Mais enfin, où était-il tombé ? Il scruta l’envers des images enchanteresses à deux doigts de lui coller à la rétine. Il se trouvait dans une espèce de couloir très haut, large de un mètre vingt au plus, éclairé par une lumière vacillante perçant au hasard des défauts de la cloison intérieure. Barberio n’avait pas les idées assez claires pour reconnaître l’origine de cette lumière, et ses oreilles bourdonnantes ne pouvaient donner un sens aux dialogues venant de l’écran derrière la cloison. Il s’agissait du Satyricon, le second des deux films de Fellini que le Palace proposait à sa dernière séance du samedi.

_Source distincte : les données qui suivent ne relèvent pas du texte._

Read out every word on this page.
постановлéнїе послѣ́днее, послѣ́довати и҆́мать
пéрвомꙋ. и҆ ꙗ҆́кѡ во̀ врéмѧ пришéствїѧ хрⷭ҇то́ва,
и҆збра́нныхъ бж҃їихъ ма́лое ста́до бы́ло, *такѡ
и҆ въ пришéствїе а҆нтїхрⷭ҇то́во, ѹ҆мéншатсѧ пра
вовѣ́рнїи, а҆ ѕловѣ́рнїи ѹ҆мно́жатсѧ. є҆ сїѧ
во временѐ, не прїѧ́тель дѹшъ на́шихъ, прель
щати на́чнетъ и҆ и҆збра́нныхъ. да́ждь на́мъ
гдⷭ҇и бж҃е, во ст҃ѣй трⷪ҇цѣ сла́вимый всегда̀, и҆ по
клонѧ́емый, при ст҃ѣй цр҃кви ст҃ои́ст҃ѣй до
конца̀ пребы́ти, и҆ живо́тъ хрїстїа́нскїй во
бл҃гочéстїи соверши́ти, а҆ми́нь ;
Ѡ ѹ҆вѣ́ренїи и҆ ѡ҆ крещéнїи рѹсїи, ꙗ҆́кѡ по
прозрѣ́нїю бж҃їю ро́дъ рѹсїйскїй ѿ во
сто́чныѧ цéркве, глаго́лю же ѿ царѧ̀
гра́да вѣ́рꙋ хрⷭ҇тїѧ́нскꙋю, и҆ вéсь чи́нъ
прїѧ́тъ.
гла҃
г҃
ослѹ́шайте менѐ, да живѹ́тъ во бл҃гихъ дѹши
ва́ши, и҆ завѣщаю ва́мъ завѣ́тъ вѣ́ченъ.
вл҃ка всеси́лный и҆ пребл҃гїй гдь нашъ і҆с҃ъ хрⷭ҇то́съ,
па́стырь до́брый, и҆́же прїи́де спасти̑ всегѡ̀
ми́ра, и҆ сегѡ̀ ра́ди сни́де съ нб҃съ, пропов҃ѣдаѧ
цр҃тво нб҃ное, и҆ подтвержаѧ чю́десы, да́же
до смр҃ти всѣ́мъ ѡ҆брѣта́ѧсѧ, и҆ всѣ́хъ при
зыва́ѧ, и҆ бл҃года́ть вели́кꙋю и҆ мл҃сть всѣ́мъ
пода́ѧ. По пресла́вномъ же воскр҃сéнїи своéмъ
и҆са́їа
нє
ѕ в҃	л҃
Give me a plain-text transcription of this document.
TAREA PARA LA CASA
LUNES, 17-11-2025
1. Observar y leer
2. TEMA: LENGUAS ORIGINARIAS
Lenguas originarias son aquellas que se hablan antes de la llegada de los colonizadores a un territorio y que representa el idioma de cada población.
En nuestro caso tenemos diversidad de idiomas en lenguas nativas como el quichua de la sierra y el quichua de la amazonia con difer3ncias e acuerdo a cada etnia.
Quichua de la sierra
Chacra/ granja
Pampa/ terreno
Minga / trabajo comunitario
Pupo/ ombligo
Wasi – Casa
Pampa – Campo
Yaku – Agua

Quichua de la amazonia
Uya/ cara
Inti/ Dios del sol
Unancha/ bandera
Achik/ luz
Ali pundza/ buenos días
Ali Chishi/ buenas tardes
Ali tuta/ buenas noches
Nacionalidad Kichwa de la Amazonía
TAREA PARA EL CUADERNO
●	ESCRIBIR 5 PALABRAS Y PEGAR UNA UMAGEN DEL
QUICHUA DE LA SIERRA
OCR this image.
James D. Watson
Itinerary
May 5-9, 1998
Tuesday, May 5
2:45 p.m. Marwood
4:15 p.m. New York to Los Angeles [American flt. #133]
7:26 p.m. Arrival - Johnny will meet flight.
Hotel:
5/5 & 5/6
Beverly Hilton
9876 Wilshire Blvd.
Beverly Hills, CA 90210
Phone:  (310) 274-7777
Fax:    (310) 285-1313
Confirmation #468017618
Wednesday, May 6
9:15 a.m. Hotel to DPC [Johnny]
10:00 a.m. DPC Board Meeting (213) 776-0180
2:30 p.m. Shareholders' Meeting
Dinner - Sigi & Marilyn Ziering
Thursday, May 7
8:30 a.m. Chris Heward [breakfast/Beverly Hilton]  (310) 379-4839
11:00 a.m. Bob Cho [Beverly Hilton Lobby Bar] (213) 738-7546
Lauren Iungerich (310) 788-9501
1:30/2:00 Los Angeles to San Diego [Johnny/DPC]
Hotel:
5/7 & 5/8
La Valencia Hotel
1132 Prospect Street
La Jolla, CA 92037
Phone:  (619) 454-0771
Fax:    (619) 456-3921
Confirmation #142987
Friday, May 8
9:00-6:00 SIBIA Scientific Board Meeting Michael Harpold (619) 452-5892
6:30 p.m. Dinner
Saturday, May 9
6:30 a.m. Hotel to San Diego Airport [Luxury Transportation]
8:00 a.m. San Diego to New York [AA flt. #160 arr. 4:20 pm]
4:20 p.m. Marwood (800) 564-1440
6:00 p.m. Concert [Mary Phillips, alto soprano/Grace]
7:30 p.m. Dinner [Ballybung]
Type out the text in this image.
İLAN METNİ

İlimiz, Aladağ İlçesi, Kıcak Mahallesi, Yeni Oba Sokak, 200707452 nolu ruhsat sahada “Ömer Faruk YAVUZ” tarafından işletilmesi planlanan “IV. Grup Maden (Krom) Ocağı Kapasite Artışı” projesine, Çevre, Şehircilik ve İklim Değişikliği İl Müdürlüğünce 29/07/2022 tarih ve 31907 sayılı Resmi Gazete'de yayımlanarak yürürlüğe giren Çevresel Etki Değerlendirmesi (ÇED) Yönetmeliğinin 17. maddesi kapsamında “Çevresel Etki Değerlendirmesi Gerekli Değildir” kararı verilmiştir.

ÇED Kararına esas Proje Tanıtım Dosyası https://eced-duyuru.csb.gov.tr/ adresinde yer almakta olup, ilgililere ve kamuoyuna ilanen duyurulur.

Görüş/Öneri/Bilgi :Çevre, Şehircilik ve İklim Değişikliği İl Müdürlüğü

Barberio n’avait jamais vu ce film, il n’avait même jamais entendu parler de Fellini. Il aurait été dégoûté (un film de pédés, des conneries italiennes). Il préférait les aventures sous-marines, les films de guerre. Oh, et les danseuses. N’importe quel film avec des danseuses.

C’est drôle, il était seul dans sa planque, et pourtant il avait le sentiment bizarre qu’on le regardait. Par le kaléidoscope de Busby Berkeley qui déroulait son programme à l’intérieur de son crâne, il sentait des regards, des milliers de regards l’observer. La sensation n’était pas désagréable au point de lui donner envie de boire pour oublier, mais on restait planté là, à l’observer, comme s’il méritait cette attention, certains se moquaient parfois de lui, ou bien pleuraient, mais en général on le dévisageait bêtement d’un regard avide.

La vérité, c’est qu’il n’y pouvait plus grand-chose maintenant. Ses membres étaient morts ; il ne sentait plus ses mains ni ses pieds. Il ne savait pas, sans doute était-ce préférable, que sa plaie s’était ouverte pendant le trajet et qu’il se vidait de son sang.

À deux heures cinquante-cinq du matin, lorsque arriva la fin ambiguë du Satyricon de Fellini, Barberio expira dans l’espace compris entre l’écran et le mur du fond du cinéma.

Le Palace avait autrefois servi de lieu de culte, et si en mourant, il avait levé les yeux, il aurait aperçu la fresque absurde de l’armée des anges toujours visible sous la crasse, et il aurait pu concevoir son assomption. Mais il était mort en regardant les danseuses, ce qui lui convenait tout à fait.

On avait élevé la paroi qui laissait filtrer la lumière derrière l’écran, comme cloison de fortune pour recouvrir la fresque divine. On avait cru plus respectueux de faire ainsi plutôt que de badigeonner définitivement les anges, et de plus, celui qui avait commandé les travaux croyait plus ou moins que le succès du cinéma retomberait tôt ou tard. Dans ce cas, il démolirait purement et simplement la paroi, et reprendrait la gestion du culte de Dieu plutôt que de Garbo.

Cela ne se produisit jamais. Le succès, bien que fragile, ne se démentit pas, et l’on continua à passer des films. Thomas l’Incrédule (il s’appelait Harry Cleveland) mourut, et on oublia complètement le « couloir ». Personne n’en connaissait plus l’existence. Barberio aurait pu fouiller la ville de fond en comble, il n’aurait jamais trouvé d’endroit plus secret pour mourir.

Cependant, le couloir, son air même avaient mené leur vie propre pendant cinquante ans. Tel un réservoir, ce lieu avait reçu le regard électrique de milliers d’yeux, des dizaines de milliers. Pendant un demi-siècle, les spectateurs s’étaient projetés sur l’écran du Palace, ils avaient plaqué leurs sympathies et leurs passions sur des illusions éphémères, la force de leurs émotions avait augmenté comme le degré d’un cognac oublié, dans ce passage secret. Tôt ou tard, cette force devait se libérer. Il ne lui manquait qu’un catalyseur.

Jusqu’à l’arrivée de Barberio et de son cancer.